There is a subtle perception about expertise that exists in various forms across most cultures. Specifically, that a true ultimate master of something very rarely shows off about it. My favourite example of this is the karate master Mr Miyagi from the Karate Kid films. When asked about his karate skills, he demurs, saying “oh, I only know a little.” Then he goes back to playing with chopsticks. Meanwhile, the wannabe is the one jumping around going “yaa!” at everyone, trying to look like a badass.
Later in the movie, when we finally get to see Mr Miyagi’s karate skills in action, it’s all the more awesome because of the sense of rarity. He hardly ever shows off his skills, so seeing him unleash them is even more of an epic moment.
I think that that the idea of the true master being humble and reluctant to show off is subtly ingrained into most of our pyches. And I think it can be used constructively. If you act like a master, people will subconsciously tend to assume you are a master. Assuming, of course, that mastery is an impression you want to convey.
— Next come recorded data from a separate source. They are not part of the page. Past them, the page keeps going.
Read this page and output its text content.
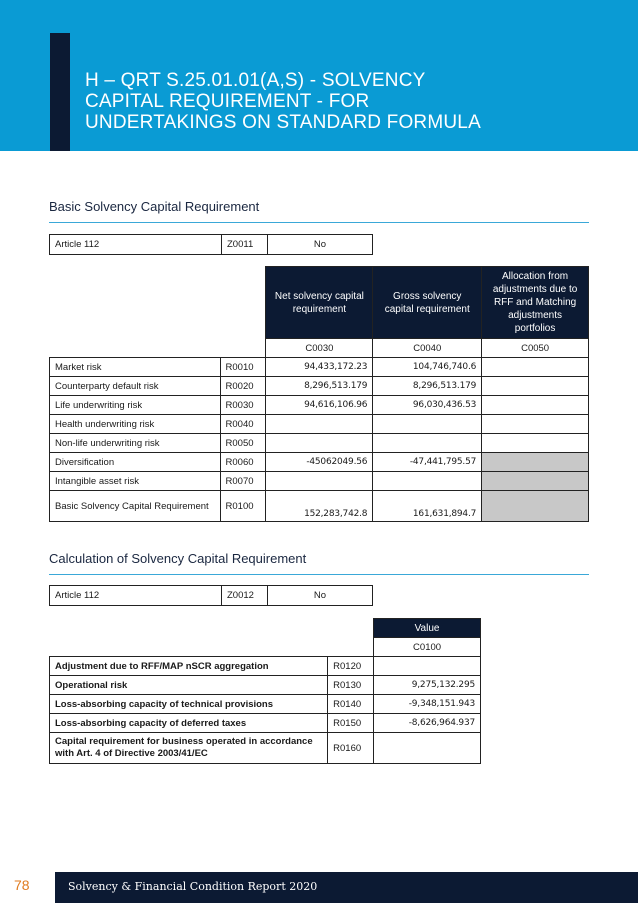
H – QRT S.25.01.01(A,S) - SOLVENCY
CAPITAL REQUIREMENT - FOR
UNDERTAKINGS ON STANDARD FORMULA
Basic Solvency Capital Requirement
Article 112	Z0011	No
		Net solvency capital requirement	Gross solvency capital requirement	Allocation from adjustments due to RFF and Matching adjustments portfolios
		C0030	C0040	C0050
Market risk	R0010	94,433,172.23	104,746,740.6	
Counterparty default risk	R0020	8,296,513.179	8,296,513.179	
Life underwriting risk	R0030	94,616,106.96	96,030,436.53	
Health underwriting risk	R0040			
Non-life underwriting risk	R0050			
Diversification	R0060	-45062049.56	-47,441,795.57	
Intangible asset risk	R0070			
Basic Solvency Capital Requirement	R0100	152,283,742.8	161,631,894.7	
Calculation of Solvency Capital Requirement
Article 112	Z0012	No
		Value
		C0100
Adjustment due to RFF/MAP nSCR aggregation	R0120	
Operational risk	R0130	9,275,132.295
Loss-absorbing capacity of technical provisions	R0140	-9,348,151.943
Loss-absorbing capacity of deferred taxes	R0150	-8,626,964.937
Capital requirement for business operated in accordance with Art. 4 of Directive 2003/41/EC	R0160	
78	Solvency & Financial Condition Report 2020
Hence the Mr Miyagi Principle:
Assuming you already have some credentials established, the less inclined you are perform (or show off) at a moment’s notice, the better people will assume you are.
There are some caveats to this. Obviously this isn’t recommending you don’t perform at all. And it does assume there are credentials: that the people you’re with have heard good things about you, or seen you before.
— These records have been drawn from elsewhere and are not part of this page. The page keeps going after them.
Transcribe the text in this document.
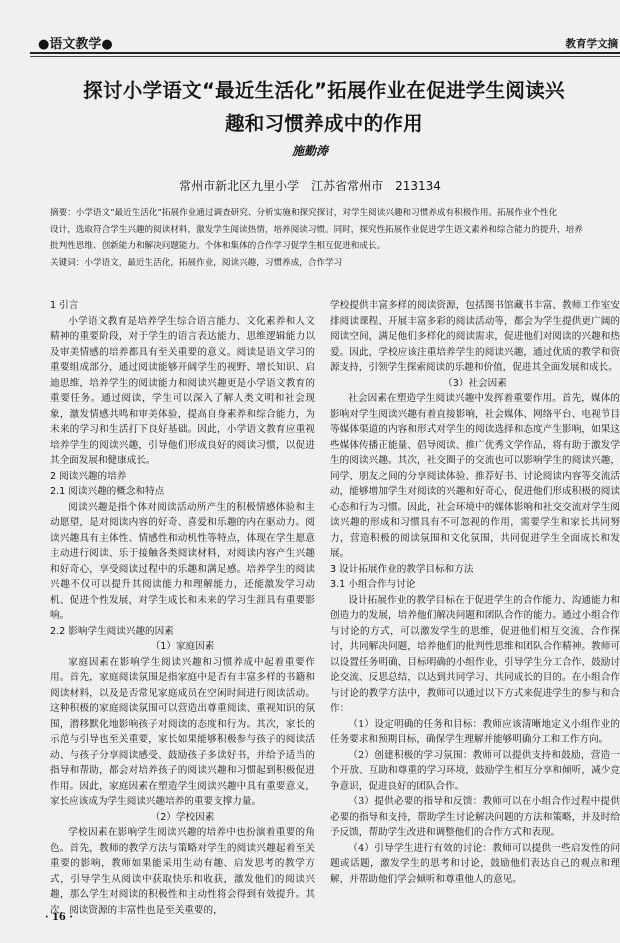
●语文教学●	教育学文摘
探讨小学语文“最近生活化”拓展作业在促进学生阅读兴
趣和习惯养成中的作用
施勤涛
常州市新北区九里小学　江苏省常州市　213134
摘要：小学语文“最近生活化”拓展作业通过调查研究、分析实施和探究探讨，对学生阅读兴趣和习惯养成有积极作用。拓展作业个性化
设计，选取符合学生兴趣的阅读材料，激发学生阅读热情，培养阅读习惯。同时，探究性拓展作业促进学生语文素养和综合能力的提升，培养
批判性思维、创新能力和解决问题能力。个体和集体的合作学习促学生相互促进和成长。
关键词：小学语文，最近生活化，拓展作业，阅读兴趣，习惯养成，合作学习

1 引言

小学语文教育是培养学生综合语言能力、文化素养和人文精神的重要阶段，对于学生的语言表达能力、思维逻辑能力以及审美情感的培养都具有至关重要的意义。阅读是语文学习的重要组成部分，通过阅读能够开阔学生的视野、增长知识、启迪思维，培养学生的阅读能力和阅读兴趣更是小学语文教育的重要任务。通过阅读，学生可以深入了解人类文明和社会现象，激发情感共鸣和审美体验，提高自身素养和综合能力，为未来的学习和生活打下良好基础。因此，小学语文教育应重视培养学生的阅读兴趣，引导他们形成良好的阅读习惯，以促进其全面发展和健康成长。

2 阅读兴趣的培养

2.1 阅读兴趣的概念和特点

阅读兴趣是指个体对阅读活动所产生的积极情感体验和主动愿望，是对阅读内容的好奇、喜爱和乐趣的内在驱动力。阅读兴趣具有主体性、情感性和动机性等特点，体现在学生愿意主动进行阅读、乐于接触各类阅读材料，对阅读内容产生兴趣和好奇心，享受阅读过程中的乐趣和满足感。培养学生的阅读兴趣不仅可以提升其阅读能力和理解能力，还能激发学习动机、促进个性发展，对学生成长和未来的学习生涯具有重要影响。

2.2 影响学生阅读兴趣的因素

（1）家庭因素

家庭因素在影响学生阅读兴趣和习惯养成中起着重要作用。首先，家庭阅读氛围是指家庭中是否有丰富多样的书籍和阅读材料，以及是否常见家庭成员在空闲时间进行阅读活动。这种积极的家庭阅读氛围可以营造出尊重阅读、重视知识的氛围，潜移默化地影响孩子对阅读的态度和行为。其次，家长的示范与引导也至关重要，家长如果能够积极参与孩子的阅读活动、与孩子分享阅读感受、鼓励孩子多读好书，并给予适当的指导和帮助，都会对培养孩子的阅读兴趣和习惯起到积极促进作用。因此，家庭因素在塑造学生阅读兴趣中具有重要意义，家长应该成为学生阅读兴趣培养的重要支撑力量。

（2）学校因素

学校因素在影响学生阅读兴趣的培养中也扮演着重要的角色。首先，教师的教学方法与策略对学生的阅读兴趣起着至关重要的影响，教师如果能采用生动有趣、启发思考的教学方式，引导学生从阅读中获取快乐和收获，激发他们的阅读兴趣，那么学生对阅读的积极性和主动性将会得到有效提升。其次，阅读资源的丰富性也是至关重要的，

学校提供丰富多样的阅读资源，包括图书馆藏书丰富、教师工作室安排阅读课程、开展丰富多彩的阅读活动等，都会为学生提供更广阔的阅读空间，满足他们多样化的阅读需求，促进他们对阅读的兴趣和热爱。因此，学校应该注重培养学生的阅读兴趣，通过优质的教学和资源支持，引领学生探索阅读的乐趣和价值，促进其全面发展和成长。

（3）社会因素

社会因素在塑造学生阅读兴趣中发挥着重要作用。首先，媒体的影响对学生阅读兴趣有着直接影响，社会媒体、网络平台、电视节目等媒体渠道的内容和形式对学生的阅读选择和态度产生影响，如果这些媒体传播正能量、倡导阅读、推广优秀文学作品，将有助于激发学生的阅读兴趣。其次，社交圈子的交流也可以影响学生的阅读兴趣，同学、朋友之间的分享阅读体验、推荐好书、讨论阅读内容等交流活动，能够增加学生对阅读的兴趣和好奇心，促进他们形成积极的阅读心态和行为习惯。因此，社会环境中的媒体影响和社交交流对学生阅读兴趣的形成和习惯具有不可忽视的作用，需要学生和家长共同努力，营造积极的阅读氛围和文化氛围，共同促进学生全面成长和发展。

3 设计拓展作业的教学目标和方法

3.1 小组合作与讨论

设计拓展作业的教学目标在于促进学生的合作能力、沟通能力和创造力的发展，培养他们解决问题和团队合作的能力。通过小组合作与讨论的方式，可以激发学生的思维，促进他们相互交流、合作探讨，共同解决问题，培养他们的批判性思维和团队合作精神。教师可以设置任务明确、目标明确的小组作业，引导学生分工合作、鼓励讨论交流、反思总结，以达到共同学习、共同成长的目的。在小组合作与讨论的教学方法中，教师可以通过以下方式来促进学生的参与和合作：

（1）设定明确的任务和目标：教师应该清晰地定义小组作业的任务要求和预期目标，确保学生理解并能够明确分工和工作方向。

（2）创建积极的学习氛围：教师可以提供支持和鼓励，营造一个开放、互助和尊重的学习环境，鼓励学生相互分享和倾听，减少竞争意识，促进良好的团队合作。

（3）提供必要的指导和反馈：教师可以在小组合作过程中提供必要的指导和支持，帮助学生讨论解决问题的方法和策略，并及时给予反馈，帮助学生改进和调整他们的合作方式和表现。

（4）引导学生进行有效的讨论：教师可以提供一些启发性的问题或话题，激发学生的思考和讨论，鼓励他们表达自己的观点和理解，并帮助他们学会倾听和尊重他人的意见。

· 16 ·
I discovered this by accident a few years ago, simply because I was starting to dislike performing magic in social situations. I’d been finding that the more I performed professionally, the more I wanted to keep social occasions as magic-free zones. Much like eating chocolate cake for every mean, you can get sick of even something great if you have too much of it. Hence I started trying to politely decline requests to “show us something” at parties, and started to find that people were assuming I was more capable simply because I seemed less inclined to show off.
As well as the impression of mastery, there is an additional benefit to using the Mr Miyagi principle. Just like in the moments where he gives a rare demonstration of his karate skills, if your performances start to be seen as rarities, they tend to become much more eagerly anticipated.
Assuming you want your performances and skills to be valued, it’s a principle I think is worth bearing in mind.